Accusati di aver lasciato morire i cani tra gravi sofferenze, condannati i gestori del canile

Ieri il tribunale monocratico ha condannato i due gestori del canile lager dove morirono 2 cani tra atroci sofferenze a Corinaldo

Foto di repertorio

Cani malati, disidratati, malnutriti, sanguinanti, in condizioni igienico sanitarie critiche e senza alcun riparo da qualsiasi forma di intemperie. Alcuni erano morti. Diky era anche riuscito a farsi adottare da un gruppo di volontari, ma dopo 3 giorni il suo cuore non ce l’ha più fatta perché, come è poi emerso a processo, era malato: “affetto da infezione da piometra, dermatite diffusa, otite bilaterale con pus e sangue, congiuntivite purulenta, secreto purulento della vulva, disidratazione, soffio cardiaco, edema polmonare con probabile utero infetto, ritenzione delle feci” e nessuno lo aveva mai curato. Gionny, da tempo visibilmente rantolante, era stato lasciato senza cure nel box, al sole e senz'acqua. Nemmeno lui si è salvato dal canile lager di Corinaldo, dove nell’ottobre del 2012 il Nucleo di vigilanza zoofila di Ancona aveva sequestrato tutta la struttura e 67 cani. Ieri, da quell’indagine, si è arrivati alla fine del processo in cui il giudice monocratico Francesca Grassi ha condannato a 9 mesi di reclusione i due gestori: Rossella Schiaroli di 62 anni e Gilberto Giovannelli di 72. Le accuse? Uccisione di animali perché, a prescindere dalle modalità, ne avrebbero deliberatamente provocato la morte. E poi truffa e inadempimento contrattuale, mentre l'abbandono di animale è andato in prescizione.  I due dovranno anche pagare una multa di 210 euro, le spese processuali e un risarcimento danni alle associazioni animaliste che si sono costituite parte civile al processo. All’associazione Tommaso Rossi-6Legambiente Marche, rappresentata dall’avvocato Tommaso Rossi (foto a sinistra), spettano 2mila euro, mentre all’associazione Amici Animali, rappresentata dall’avvocato Giacomo Curzi (foto in basso a destra), andranno 5mila euro. Pena sospesa. 

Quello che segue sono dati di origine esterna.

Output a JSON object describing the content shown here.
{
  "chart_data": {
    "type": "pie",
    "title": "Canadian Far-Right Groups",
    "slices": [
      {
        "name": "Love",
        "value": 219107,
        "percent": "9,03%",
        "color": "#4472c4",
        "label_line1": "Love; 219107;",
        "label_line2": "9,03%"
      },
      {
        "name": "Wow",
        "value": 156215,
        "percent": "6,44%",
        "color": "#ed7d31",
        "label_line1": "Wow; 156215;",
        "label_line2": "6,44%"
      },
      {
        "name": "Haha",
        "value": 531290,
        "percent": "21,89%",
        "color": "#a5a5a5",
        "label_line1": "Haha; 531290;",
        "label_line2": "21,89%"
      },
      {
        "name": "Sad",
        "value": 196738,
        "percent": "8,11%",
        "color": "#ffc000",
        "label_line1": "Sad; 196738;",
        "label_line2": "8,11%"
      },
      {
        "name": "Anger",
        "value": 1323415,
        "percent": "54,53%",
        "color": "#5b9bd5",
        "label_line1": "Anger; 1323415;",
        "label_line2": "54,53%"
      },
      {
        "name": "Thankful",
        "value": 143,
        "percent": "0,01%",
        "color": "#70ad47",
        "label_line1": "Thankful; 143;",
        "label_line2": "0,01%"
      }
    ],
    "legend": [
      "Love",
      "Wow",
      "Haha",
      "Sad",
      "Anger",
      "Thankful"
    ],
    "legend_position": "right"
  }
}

Condanna ingiusta per la difesa, curata dall'avvocato Loris Casagrande Montesi, che, dopo la lettura delle motivazioni, ha già annunciato il ricorso in Corte d'Appello. Gli imputati si dichiarano innocenti, respingono ogni accusa e sono pronti a dimostrare come quegli animali siano morti non per un'omissione da parte loro ma per il decorso di malattie gravi, a cui comunque hanno tentato di far fronte. Insomma i cani sono stati curati ma, alla fine sono morti per cause naturali. 

Non è quello che pensano gli inquirenti della Procura di Ancona, i due imputati gestivano il canile come un vero e proprio lager dove nulla si faceva per tenere in modo adeguato le decine di cani presenti nei vari box. Celle dove in alcuni casi non c’erano neppure le cucce, senza che fossero lavati, senza tolettatura e pulizia, sotto la pioggia e la neve d’inverno e il sole cocente d’estate. Abbandonati a se stessi.

Eppure quel canile privato era stato incaricato di occuparsi dei randagi da diversi comuni: non solo Corinaldo, ma anche Castellone di Suasa, Ripe e Fossombrone. Proprio da quest’ultimo comune avevano tentato di ricevere un contributo di adozione di 500 euro, facendo risultare l’adozione del moribondo cane Gionny alla madre quasi 90enne di Giovannelli, qualche giorno prima della morte e senza che il cane lasciasse il canile.